Aziende nel vortice della finanza. Il focus di Giuseppe Rocco

Negli ultimi anni, con l’avvento del feticismo del mercato finanziario, favorito dalla globalizzazione sfrenata, alcune aziende manifatturiere hanno ridotto la produzione di beni ed incentrato l’attività sullo smercio di carte (titoli), le quali potevano accrescere i guadagni in modo spropositato. Questa faciloneria, sull’indirizzo di consigli funesti ed incendiari delle banche, cadute nella trappola di una visione super finanziaria, ha poi creato le condizioni di un fallimento dell’azienda.

La modifica della produzione di beni, vera ricchezza dell’imprenditore e della nazione, è stata distorta dalla realtà sana e genuina.

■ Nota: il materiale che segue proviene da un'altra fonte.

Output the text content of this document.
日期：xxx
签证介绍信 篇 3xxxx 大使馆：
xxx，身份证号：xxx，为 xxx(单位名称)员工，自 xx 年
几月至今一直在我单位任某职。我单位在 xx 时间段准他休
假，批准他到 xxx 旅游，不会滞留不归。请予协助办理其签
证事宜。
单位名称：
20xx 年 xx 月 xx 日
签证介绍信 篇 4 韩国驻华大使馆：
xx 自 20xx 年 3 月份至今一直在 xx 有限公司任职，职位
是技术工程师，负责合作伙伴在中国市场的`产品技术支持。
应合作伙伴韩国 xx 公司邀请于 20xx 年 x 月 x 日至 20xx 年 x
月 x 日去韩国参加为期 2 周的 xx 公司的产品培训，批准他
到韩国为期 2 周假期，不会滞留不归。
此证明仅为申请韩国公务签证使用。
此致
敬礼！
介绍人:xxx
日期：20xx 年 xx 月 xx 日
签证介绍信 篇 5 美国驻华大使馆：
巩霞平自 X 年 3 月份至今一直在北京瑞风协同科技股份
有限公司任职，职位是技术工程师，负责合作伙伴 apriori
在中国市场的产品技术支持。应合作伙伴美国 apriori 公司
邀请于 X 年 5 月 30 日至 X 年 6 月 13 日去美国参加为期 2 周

La finanza rappresenta una fetta ancillare dell’attività, ma non può assurgere a perno dell’attività manufatturiera. Si pensi che nel mondo il rapporto a favore della finanza sull’economia reale esprime un rapporto di sette ad uno, un fenomeno decisamente eversivo ed inspiegabile, certamente foriero di danni economici. Un esempio banale: se un bicchiere raccoglie sette centimetri di birra (economia reale) e uno di schiuma (finanza), rientra nella normalità; ma se il bicchiere contiene un centimetro di birra e sette di schiuma, ecco che scatta l’anormalità. Assistiamo ad una forma di euforia irrazionale, come la definisce Robert Shiller, professore a Yale.

Falsità clamorose e l’esplosione della bolla speculativa hanno scatenato un terremoto, come si dimostra dal marzo 2000 al marzo 2003; il Nasdaq brucia ben 7000 miliardi di dollari; Microsoft vede la sua capitalizzazione di borsa scendere da 5521 a 252 miliardi di dollari; Cisco da 450 a 96 miliardi; Intel da 402 a 106 miliardi, Yahoo da 94 a 11,2[1]. Questi esempi sono un assaggio della sbornia finanziaria, che culmina nel 2008 con il fallimento della banca Lehman Brothers, i cui effetti sono giunti rapidamente in Europa devastando l’economia pura e il benessere sociale.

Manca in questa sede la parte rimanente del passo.